I have mentioned that people who can feel the smoother ride of 1.6mm
diameter spokes over 2.0mm would have to be able to tell whether they
rode over a sheet of copier paper lying on the road to sense such
changes. Elasticity in wheels is not in the realm of what you can
feel. These can only be detected through secondary means such as
lateral deflections.

Jobst Brandt

Mark Hickey

unread,
Oct 17, 2006, 9:18:49 PM10/17/06
to
"Dan" <banquo...@yahoo.com> wrote:

>Carl-
>
>I think you may have misinterpreted my post. I was not measuring the
>change in spoke diameter (Poisson's effect) but the change in length.

I'm just drooling even THINKING about a pair of calipers with the
resolution to measure changes in the diameter of a spoke under load.

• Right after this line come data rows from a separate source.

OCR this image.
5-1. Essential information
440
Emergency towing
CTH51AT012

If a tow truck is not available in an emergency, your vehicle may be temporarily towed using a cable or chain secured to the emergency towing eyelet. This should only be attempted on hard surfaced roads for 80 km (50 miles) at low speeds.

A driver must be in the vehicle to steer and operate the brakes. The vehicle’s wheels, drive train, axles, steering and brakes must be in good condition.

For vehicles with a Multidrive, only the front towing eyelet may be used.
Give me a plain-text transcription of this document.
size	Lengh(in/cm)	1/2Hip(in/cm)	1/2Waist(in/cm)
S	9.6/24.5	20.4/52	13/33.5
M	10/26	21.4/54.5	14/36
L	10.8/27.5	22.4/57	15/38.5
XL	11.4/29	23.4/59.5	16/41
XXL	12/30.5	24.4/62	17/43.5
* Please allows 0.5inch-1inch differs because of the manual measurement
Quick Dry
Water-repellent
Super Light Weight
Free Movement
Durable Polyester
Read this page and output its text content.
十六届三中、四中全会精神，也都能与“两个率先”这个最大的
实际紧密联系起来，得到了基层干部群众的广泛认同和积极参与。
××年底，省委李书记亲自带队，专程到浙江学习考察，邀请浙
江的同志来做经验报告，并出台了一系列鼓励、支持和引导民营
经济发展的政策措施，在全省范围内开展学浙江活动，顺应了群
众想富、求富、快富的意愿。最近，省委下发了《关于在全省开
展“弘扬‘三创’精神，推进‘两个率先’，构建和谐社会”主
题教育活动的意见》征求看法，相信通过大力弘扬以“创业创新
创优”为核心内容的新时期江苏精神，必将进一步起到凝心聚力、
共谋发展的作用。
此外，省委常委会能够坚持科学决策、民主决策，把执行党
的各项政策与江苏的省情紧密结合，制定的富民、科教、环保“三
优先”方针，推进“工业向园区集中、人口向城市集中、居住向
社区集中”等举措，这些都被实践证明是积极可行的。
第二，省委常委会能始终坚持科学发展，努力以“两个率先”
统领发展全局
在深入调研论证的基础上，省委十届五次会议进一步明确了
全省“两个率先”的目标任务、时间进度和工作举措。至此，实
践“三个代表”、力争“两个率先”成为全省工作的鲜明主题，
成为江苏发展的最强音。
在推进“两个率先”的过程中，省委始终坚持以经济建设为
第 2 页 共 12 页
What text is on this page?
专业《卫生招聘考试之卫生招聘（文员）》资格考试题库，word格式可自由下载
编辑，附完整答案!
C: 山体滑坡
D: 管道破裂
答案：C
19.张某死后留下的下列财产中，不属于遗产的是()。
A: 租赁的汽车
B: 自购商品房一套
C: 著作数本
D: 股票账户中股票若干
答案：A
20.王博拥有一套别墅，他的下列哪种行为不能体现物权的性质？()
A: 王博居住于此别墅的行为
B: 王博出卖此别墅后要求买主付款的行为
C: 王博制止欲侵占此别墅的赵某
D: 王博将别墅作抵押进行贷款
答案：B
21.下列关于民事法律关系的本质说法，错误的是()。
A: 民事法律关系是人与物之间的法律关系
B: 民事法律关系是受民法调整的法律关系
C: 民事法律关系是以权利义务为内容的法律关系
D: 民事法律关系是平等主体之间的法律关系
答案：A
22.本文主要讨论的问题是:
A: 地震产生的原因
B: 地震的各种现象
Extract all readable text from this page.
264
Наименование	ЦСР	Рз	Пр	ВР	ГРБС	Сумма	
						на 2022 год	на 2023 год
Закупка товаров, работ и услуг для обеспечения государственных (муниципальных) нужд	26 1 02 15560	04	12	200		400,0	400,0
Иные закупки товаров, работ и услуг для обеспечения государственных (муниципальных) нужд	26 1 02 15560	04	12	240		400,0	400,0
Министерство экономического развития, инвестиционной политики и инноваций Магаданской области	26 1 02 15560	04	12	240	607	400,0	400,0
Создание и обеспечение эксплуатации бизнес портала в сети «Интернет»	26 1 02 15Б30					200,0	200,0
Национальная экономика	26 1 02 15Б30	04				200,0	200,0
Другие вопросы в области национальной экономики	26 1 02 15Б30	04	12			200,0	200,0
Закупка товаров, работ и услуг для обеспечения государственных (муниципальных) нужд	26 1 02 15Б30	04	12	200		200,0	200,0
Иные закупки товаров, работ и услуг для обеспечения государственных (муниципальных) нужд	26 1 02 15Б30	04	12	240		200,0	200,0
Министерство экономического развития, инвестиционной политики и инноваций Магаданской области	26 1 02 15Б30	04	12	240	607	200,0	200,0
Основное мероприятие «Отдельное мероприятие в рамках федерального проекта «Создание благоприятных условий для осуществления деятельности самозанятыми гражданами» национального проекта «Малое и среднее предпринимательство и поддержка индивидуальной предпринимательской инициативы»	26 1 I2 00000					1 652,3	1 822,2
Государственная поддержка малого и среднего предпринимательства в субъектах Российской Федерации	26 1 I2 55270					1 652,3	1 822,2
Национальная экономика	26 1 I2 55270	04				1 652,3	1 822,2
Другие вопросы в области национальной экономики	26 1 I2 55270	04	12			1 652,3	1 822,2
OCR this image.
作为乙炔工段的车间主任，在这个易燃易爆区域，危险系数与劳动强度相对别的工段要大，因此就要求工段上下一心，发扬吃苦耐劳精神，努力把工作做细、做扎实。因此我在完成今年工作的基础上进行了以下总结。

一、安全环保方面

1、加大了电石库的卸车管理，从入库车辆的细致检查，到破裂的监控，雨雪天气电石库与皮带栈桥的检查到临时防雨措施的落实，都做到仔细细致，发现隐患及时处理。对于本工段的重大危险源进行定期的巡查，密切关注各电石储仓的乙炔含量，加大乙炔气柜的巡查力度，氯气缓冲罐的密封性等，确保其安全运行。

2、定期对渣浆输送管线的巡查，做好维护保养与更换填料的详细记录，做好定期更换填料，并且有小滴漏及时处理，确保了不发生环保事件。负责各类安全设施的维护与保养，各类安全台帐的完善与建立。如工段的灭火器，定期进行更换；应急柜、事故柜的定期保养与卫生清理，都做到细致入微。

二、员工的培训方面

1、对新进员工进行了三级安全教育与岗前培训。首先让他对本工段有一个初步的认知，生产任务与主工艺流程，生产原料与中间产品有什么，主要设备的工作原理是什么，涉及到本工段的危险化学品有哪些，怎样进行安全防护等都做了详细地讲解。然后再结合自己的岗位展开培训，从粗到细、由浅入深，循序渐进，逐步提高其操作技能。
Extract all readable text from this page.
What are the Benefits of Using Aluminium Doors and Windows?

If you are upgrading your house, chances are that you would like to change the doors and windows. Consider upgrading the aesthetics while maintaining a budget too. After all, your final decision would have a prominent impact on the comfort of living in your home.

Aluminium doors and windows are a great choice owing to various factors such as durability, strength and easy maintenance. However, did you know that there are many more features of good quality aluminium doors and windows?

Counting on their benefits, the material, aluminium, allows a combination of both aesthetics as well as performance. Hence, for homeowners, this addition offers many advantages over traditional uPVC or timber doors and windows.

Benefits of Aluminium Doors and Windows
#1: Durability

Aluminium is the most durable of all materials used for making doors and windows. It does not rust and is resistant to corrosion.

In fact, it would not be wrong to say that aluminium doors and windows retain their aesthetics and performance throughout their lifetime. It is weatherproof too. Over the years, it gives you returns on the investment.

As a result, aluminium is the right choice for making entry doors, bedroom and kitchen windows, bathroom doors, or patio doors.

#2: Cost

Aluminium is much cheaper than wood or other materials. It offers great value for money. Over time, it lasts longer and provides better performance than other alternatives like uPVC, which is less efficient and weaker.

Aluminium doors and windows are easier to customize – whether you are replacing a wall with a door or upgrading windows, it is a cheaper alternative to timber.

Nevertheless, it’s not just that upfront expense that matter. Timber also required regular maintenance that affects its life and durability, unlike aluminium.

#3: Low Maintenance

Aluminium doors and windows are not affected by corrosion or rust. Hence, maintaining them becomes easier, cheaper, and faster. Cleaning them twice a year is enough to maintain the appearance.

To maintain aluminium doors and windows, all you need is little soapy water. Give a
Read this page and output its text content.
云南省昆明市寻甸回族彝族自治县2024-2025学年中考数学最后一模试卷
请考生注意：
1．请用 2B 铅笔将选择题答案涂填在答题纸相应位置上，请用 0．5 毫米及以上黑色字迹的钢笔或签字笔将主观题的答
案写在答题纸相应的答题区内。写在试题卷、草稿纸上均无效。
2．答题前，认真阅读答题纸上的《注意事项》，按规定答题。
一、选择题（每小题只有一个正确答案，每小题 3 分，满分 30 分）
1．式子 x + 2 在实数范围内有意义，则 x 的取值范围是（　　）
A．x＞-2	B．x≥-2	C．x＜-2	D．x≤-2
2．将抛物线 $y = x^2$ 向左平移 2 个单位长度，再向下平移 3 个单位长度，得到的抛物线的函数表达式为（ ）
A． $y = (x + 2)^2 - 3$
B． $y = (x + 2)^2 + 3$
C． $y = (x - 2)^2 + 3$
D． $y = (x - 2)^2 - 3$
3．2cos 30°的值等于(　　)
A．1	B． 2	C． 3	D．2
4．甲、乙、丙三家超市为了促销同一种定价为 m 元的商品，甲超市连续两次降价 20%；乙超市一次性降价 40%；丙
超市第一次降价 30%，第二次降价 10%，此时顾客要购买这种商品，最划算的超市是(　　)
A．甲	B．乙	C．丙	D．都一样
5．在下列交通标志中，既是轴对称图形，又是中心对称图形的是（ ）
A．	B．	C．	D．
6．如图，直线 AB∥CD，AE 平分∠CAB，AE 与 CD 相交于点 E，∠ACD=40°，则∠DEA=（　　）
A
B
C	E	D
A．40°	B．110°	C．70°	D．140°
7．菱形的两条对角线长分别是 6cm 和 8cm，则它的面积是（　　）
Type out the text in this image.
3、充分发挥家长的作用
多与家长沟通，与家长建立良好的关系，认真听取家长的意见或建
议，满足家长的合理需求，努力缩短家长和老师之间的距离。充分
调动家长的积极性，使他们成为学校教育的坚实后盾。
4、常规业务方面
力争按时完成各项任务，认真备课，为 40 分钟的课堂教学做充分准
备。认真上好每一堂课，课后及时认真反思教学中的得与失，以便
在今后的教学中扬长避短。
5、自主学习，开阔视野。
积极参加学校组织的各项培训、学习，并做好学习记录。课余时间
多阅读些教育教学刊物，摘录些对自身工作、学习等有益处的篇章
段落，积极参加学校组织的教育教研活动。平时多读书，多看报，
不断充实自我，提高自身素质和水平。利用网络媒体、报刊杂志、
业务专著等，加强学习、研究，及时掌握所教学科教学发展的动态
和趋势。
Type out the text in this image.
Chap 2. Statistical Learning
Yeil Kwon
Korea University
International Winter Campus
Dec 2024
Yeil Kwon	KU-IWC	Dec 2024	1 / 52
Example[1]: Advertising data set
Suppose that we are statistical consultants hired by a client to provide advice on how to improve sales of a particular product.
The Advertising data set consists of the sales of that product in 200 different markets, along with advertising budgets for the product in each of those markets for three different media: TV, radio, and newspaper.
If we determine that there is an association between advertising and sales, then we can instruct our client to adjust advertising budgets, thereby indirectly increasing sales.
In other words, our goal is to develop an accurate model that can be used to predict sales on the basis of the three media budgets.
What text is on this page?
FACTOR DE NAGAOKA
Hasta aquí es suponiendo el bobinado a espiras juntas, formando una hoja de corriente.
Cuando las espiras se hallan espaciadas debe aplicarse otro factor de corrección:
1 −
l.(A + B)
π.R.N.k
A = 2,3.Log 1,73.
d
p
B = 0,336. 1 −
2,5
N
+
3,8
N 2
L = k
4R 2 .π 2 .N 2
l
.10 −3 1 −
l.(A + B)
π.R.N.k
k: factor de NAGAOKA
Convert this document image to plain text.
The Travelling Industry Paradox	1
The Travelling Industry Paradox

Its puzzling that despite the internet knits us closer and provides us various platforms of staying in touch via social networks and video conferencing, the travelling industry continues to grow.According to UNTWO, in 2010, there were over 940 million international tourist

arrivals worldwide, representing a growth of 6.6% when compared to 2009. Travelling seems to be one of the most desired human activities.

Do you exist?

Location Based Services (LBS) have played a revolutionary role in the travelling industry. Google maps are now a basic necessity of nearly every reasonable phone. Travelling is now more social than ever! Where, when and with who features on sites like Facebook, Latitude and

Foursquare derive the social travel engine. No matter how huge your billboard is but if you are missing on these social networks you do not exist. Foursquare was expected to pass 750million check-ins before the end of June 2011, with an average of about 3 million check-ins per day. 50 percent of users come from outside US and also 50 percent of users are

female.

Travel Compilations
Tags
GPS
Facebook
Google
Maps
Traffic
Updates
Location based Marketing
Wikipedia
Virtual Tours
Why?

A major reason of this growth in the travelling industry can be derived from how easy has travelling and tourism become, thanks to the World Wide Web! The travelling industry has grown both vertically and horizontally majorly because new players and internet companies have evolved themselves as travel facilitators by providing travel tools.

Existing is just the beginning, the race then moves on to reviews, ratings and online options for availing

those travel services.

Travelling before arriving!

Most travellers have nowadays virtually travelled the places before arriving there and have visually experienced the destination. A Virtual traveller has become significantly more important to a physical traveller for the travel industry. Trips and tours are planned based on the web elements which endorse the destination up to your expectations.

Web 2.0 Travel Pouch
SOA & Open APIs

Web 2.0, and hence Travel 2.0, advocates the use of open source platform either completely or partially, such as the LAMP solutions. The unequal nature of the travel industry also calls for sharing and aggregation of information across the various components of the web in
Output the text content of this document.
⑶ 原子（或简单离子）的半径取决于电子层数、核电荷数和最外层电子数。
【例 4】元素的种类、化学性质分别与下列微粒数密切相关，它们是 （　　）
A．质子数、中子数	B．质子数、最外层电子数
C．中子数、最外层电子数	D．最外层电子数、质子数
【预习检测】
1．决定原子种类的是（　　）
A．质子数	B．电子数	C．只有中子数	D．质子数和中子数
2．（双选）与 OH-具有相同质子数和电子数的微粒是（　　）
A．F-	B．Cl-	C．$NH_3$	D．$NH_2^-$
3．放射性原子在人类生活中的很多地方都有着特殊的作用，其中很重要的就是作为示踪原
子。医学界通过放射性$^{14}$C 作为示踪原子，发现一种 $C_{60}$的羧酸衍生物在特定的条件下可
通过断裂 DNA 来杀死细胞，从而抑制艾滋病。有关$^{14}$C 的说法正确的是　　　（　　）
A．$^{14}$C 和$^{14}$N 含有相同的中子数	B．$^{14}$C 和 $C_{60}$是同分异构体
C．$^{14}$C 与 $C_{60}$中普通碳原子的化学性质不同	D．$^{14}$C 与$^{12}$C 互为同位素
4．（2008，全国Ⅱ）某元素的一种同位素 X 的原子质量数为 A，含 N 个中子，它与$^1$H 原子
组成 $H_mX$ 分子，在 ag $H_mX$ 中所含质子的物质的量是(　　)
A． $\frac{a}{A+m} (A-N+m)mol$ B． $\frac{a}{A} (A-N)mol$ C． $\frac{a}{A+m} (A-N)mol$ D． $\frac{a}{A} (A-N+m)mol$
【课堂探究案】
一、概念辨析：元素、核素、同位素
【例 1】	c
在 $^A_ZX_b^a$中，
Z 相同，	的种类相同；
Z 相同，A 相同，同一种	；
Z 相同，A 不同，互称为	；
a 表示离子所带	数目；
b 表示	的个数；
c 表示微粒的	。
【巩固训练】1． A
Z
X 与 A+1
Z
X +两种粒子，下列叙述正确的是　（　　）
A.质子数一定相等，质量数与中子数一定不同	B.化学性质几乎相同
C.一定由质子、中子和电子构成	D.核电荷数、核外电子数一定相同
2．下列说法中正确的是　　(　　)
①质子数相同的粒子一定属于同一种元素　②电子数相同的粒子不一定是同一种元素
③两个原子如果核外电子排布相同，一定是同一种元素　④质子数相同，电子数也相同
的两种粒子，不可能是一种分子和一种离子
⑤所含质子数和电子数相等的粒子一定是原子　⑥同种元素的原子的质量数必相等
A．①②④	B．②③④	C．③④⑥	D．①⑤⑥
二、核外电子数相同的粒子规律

Maybe with one of those, I could start measuring frame vertical
compliance... ;-)

Mark Hickey
Habanero Cycles
http://www.habcycles.com
Home of the $795 ti frame

Dan

unread,
Oct 18, 2006, 7:53:19 PM10/18/06
to

jobst....@stanfordalumni.org wrote:

>
> Hold it! A tensiometer measures far smaller length changes than can
> be measured by lineal measurements by indirect means. By deflecting
> spokes bu 0.015-0.020" in the middle of a 4 inch span to measure
> reasonable tension, an angular change of arctan(0.020 / 2.00) = 0.57°
> or 0.0001" length change. You are looking to measure a small part of
> that, something you cannot measure directly. For such measurements
> strain gauges are used and that is why making a tensiometer is not a
> trivial design problem.
>
> Jobst Brandt

Went back to the garage and tried to hone my technique but ended
in clutsy failure.
http://www.geocities.com/banquo_lives/Spokes/index.html

carl...@comcast.net

unread,
Oct 18, 2006, 8:43:03 PM10/18/06
to

Dear Dan,

Half the fun is trying.

And people like me enjoy looking at your pictures. I like the clamping
of the calipers to the spokes--much quicker and more reliable than my
approach of winding wire and taping and fiddling.

Cheers,

Carl Fogel

jobst....@stanfordalumni.org

unread,
Oct 18, 2006, 11:49:01 PM10/18/06
to
Dan who? writes:

>> Hold it! A tensiometer measures far smaller length changes than can
>> be measured by lineal measurements by indirect means. By deflecting
>> spokes bu 0.015-0.020" in the middle of a 4 inch span to measure
>> reasonable tension, an angular change of arctan(0.020 / 2.00) = 0.57°
>> or 0.0001" length change. You are looking to measure a small part of
>> that, something you cannot measure directly. For such measurements
>> strain gauges are used and that is why making a tensiometer is not a
>> trivial design problem.

> Went back to the garage and tried to hone my technique but ended
> in clutsy failure.

http://www.geocities.com/banquo_lives/Spokes/index.html

Nice work. That looks like you will get some reasonable results if
you can convert the readings to inches or inches per inch.